Weltpolitik

Türkei hob Suspendierung von 3600 Staatsbediensteten auf

Das türkische Bildungsministerium hat die Suspendierung von knapp 3.600 Staatsbediensteten wegen Terrorverdachts aufgehoben. Die 3.592 Betroffenen könnten zunächst auf ihre Posten zurückkehren, meldete die staatliche Nachrichtenagentur Anadolu am Freitag. Die Ermittlungen gegen sie liefen aber weiter.

Türkei hob Suspendierung von 3600 Staatsbediensteten auf SN/AFP/ADEM ALTAN
Die Regierung Erdogan ging nach dem Putschversuch hart vor.

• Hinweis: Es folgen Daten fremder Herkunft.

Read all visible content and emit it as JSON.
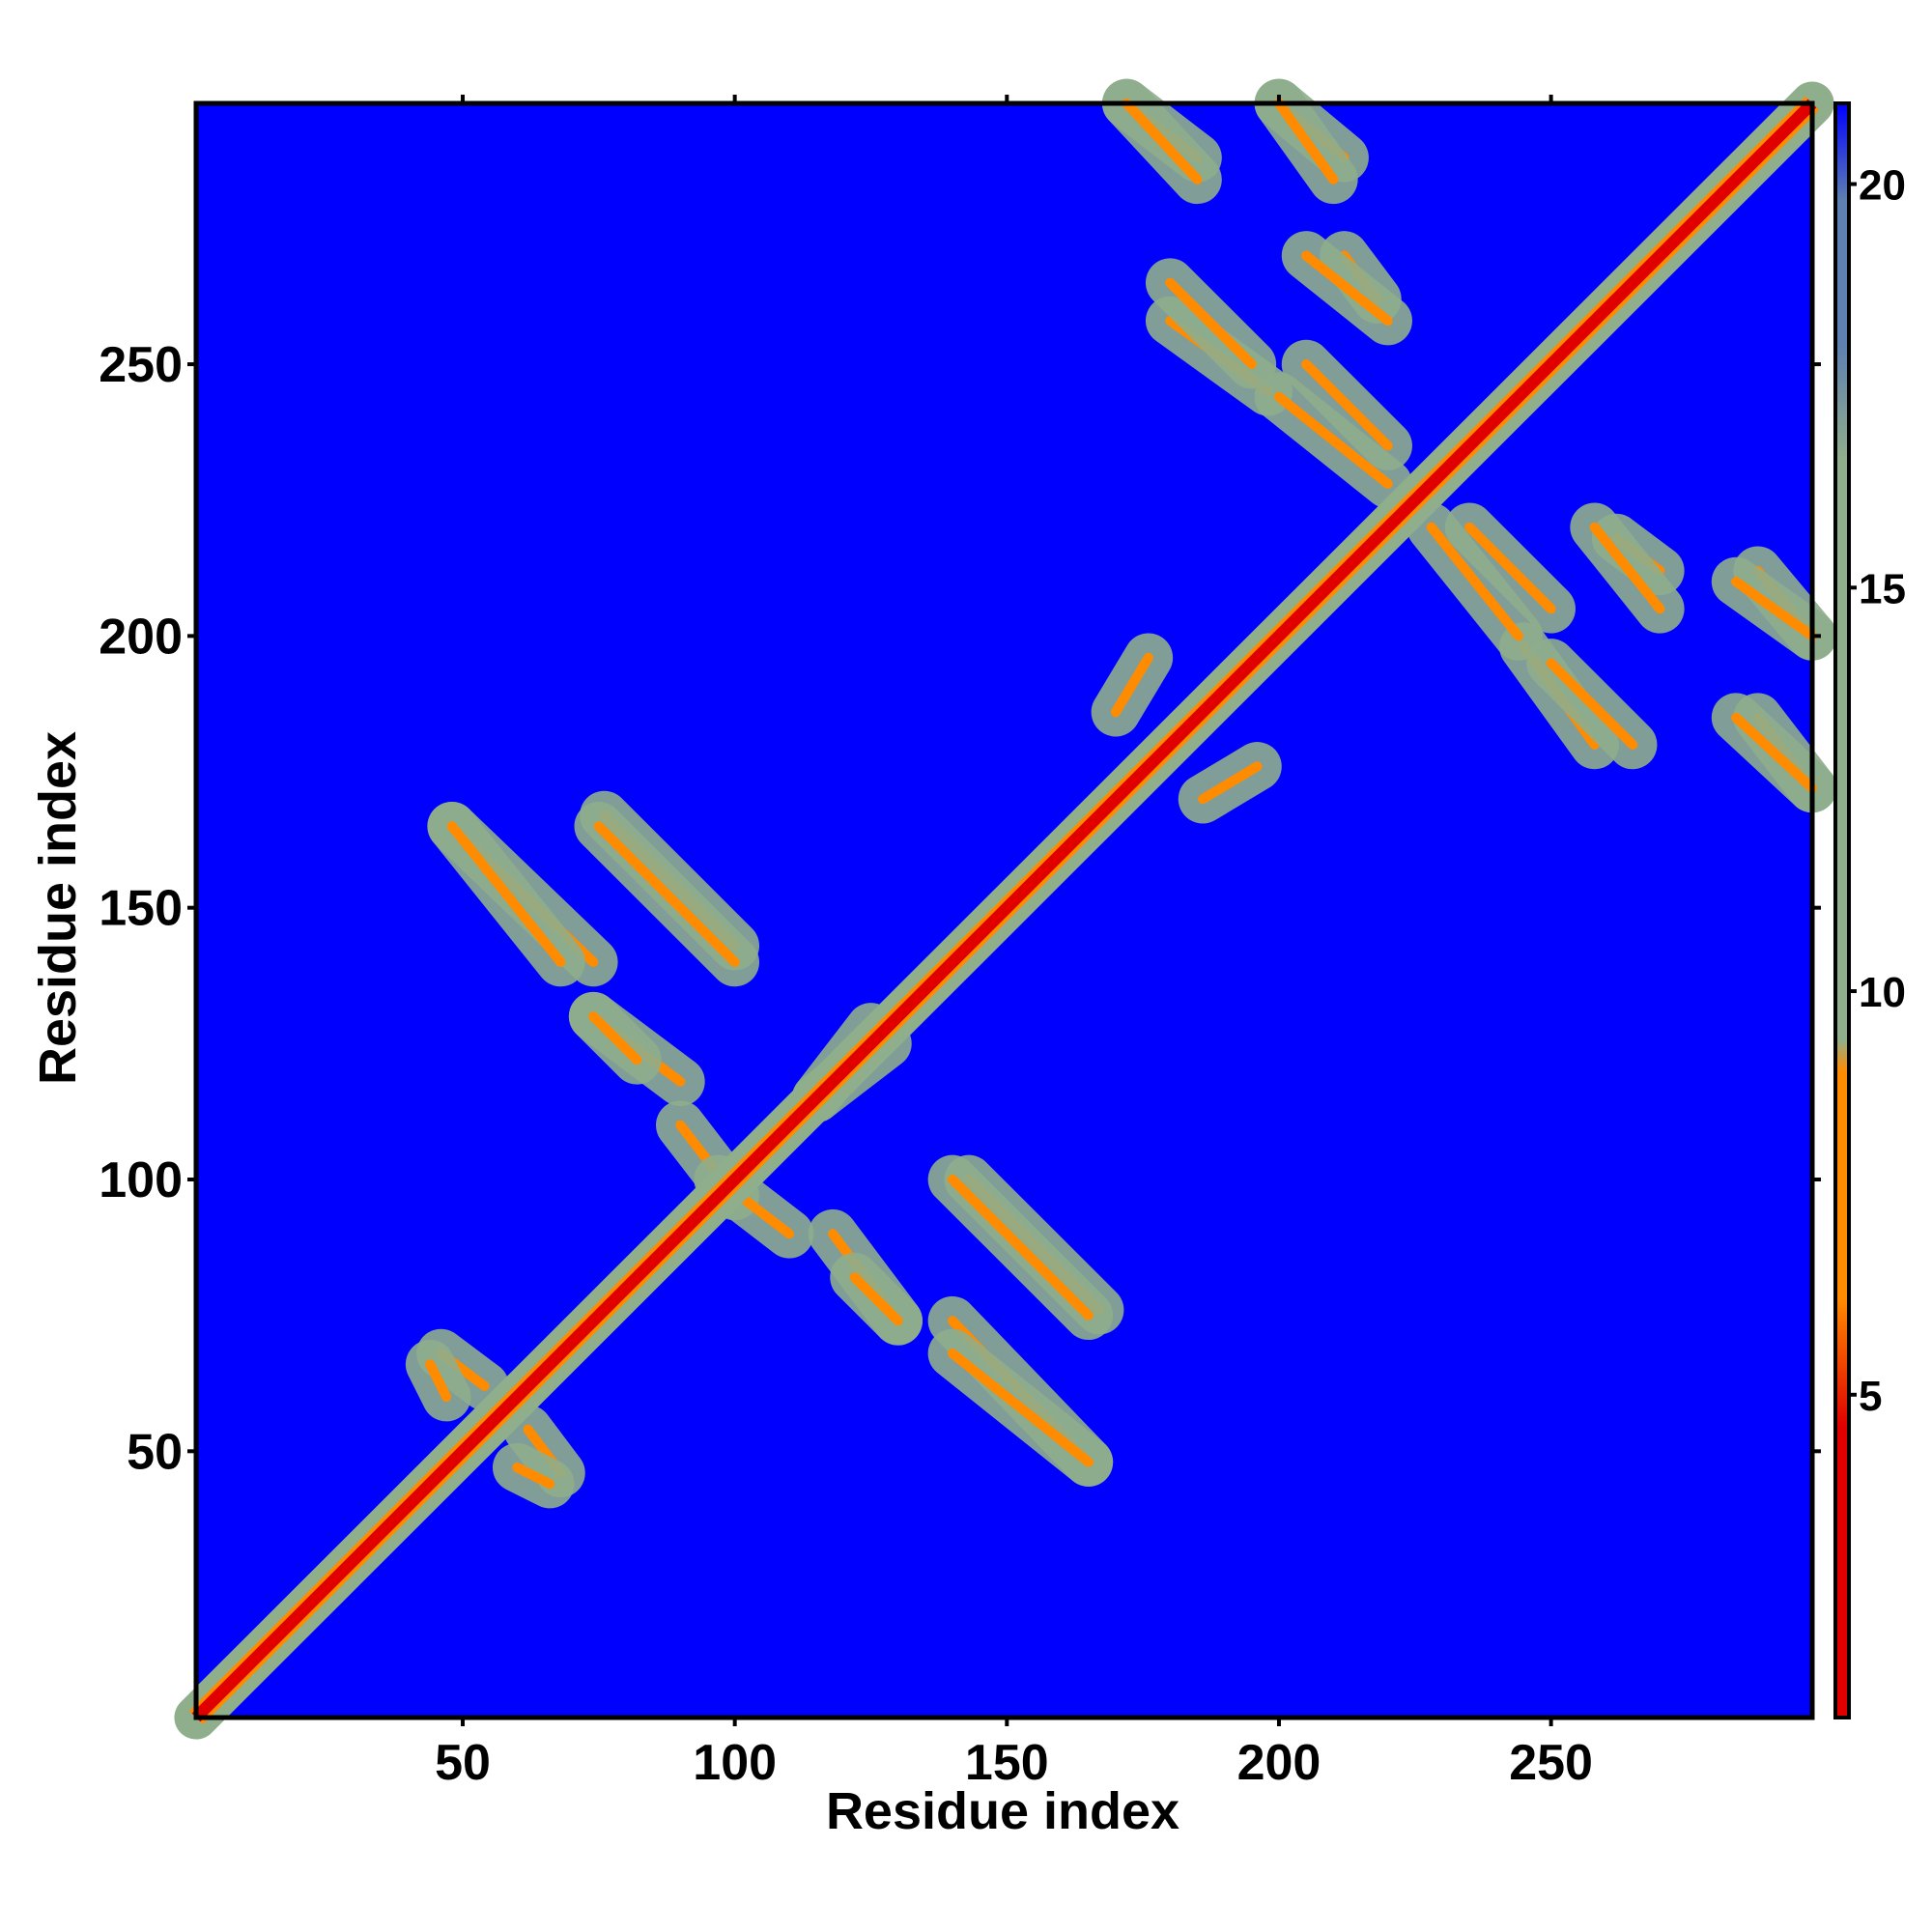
{
  "chart_data": {
    "type": "heatmap",
    "title": "",
    "xlabel": "Residue index",
    "ylabel": "Residue index",
    "xlim": [
      1,
      298
    ],
    "ylim": [
      1,
      298
    ],
    "x_ticks": [
      50,
      100,
      150,
      200,
      250
    ],
    "y_ticks": [
      50,
      100,
      150,
      200,
      250
    ],
    "colorbar": {
      "range": [
        1,
        21
      ],
      "ticks": [
        5,
        10,
        15,
        20
      ],
      "colors": [
        "#e00000",
        "#ff8c00",
        "#8fae8c",
        "#5f7fb0",
        "#0000ff"
      ]
    },
    "background_value": 21,
    "diagonal_value": 3,
    "contact_bands": [
      {
        "kind": "antiparallel",
        "x_range": [
          48,
          74
        ],
        "y_range": [
          165,
          140
        ]
      },
      {
        "kind": "antiparallel",
        "x_range": [
          76,
          100
        ],
        "y_range": [
          167,
          143
        ]
      },
      {
        "kind": "antiparallel",
        "x_range": [
          74,
          90
        ],
        "y_range": [
          130,
          118
        ]
      },
      {
        "kind": "antiparallel",
        "x_range": [
          90,
          100
        ],
        "y_range": [
          110,
          97
        ]
      },
      {
        "kind": "antiparallel",
        "x_range": [
          122,
          130
        ],
        "y_range": [
          82,
          74
        ]
      },
      {
        "kind": "antiparallel",
        "x_range": [
          140,
          165
        ],
        "y_range": [
          100,
          75
        ]
      },
      {
        "kind": "antiparallel",
        "x_range": [
          140,
          165
        ],
        "y_range": [
          68,
          48
        ]
      },
      {
        "kind": "antiparallel",
        "x_range": [
          46,
          54
        ],
        "y_range": [
          68,
          62
        ]
      },
      {
        "kind": "antiparallel",
        "x_range": [
          60,
          66
        ],
        "y_range": [
          47,
          44
        ]
      },
      {
        "kind": "antiparallel",
        "x_range": [
          180,
          198
        ],
        "y_range": [
          258,
          245
        ]
      },
      {
        "kind": "antiparallel",
        "x_range": [
          200,
          220
        ],
        "y_range": [
          244,
          228
        ]
      },
      {
        "kind": "antiparallel",
        "x_range": [
          212,
          218
        ],
        "y_range": [
          270,
          262
        ]
      },
      {
        "kind": "antiparallel",
        "x_range": [
          235,
          250
        ],
        "y_range": [
          220,
          205
        ]
      },
      {
        "kind": "antiparallel",
        "x_range": [
          250,
          265
        ],
        "y_range": [
          195,
          180
        ]
      },
      {
        "kind": "antiparallel",
        "x_range": [
          258,
          270
        ],
        "y_range": [
          220,
          205
        ]
      },
      {
        "kind": "antiparallel",
        "x_range": [
          172,
          185
        ],
        "y_range": [
          298,
          288
        ]
      },
      {
        "kind": "antiparallel",
        "x_range": [
          200,
          212
        ],
        "y_range": [
          298,
          288
        ]
      },
      {
        "kind": "antiparallel",
        "x_range": [
          284,
          298
        ],
        "y_range": [
          210,
          200
        ]
      },
      {
        "kind": "antiparallel",
        "x_range": [
          284,
          298
        ],
        "y_range": [
          185,
          172
        ]
      },
      {
        "kind": "parallel",
        "x_range": [
          115,
          128
        ],
        "y_range": [
          115,
          125
        ]
      },
      {
        "kind": "parallel",
        "x_range": [
          186,
          196
        ],
        "y_range": [
          170,
          176
        ]
      }
    ]
  }
}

Seit dem Putschversuch Mitte Juli hat die Regierung insgesamt mehr als 75.000 zivile Staatsbedienstete und Angehörige der Sicherheitskräfte entlassen, Tausende weitere wurden suspendiert. Den meisten werden Verbindungen zur Bewegung des in den USA lebenden Predigers Fethullah Gülen vorgeworfen, den die Regierung für den Putschversuch verantwortlich macht.

Der Sonderberichterstatter der Vereinten Nationen für Folter, Nils Melzer, fordert unterdessen von der türkischen Regierung eine unverzügliche Untersuchung von Foltervorwürfen. "In den Tagen und Wochen nach dem gescheiterten Putsch scheinen Folter und andere Formen der Misshandlung weit verbreitet gewesen zu sein", teilte Melzer am Freitag zum Abschluss eines Türkei-Besuches mit. Das gelte besonders für die Zeit der Festnahmen und für die erste Zeit, die Festgenommene in Polizeigewahrsam verbringen mussten, hieß es weiter.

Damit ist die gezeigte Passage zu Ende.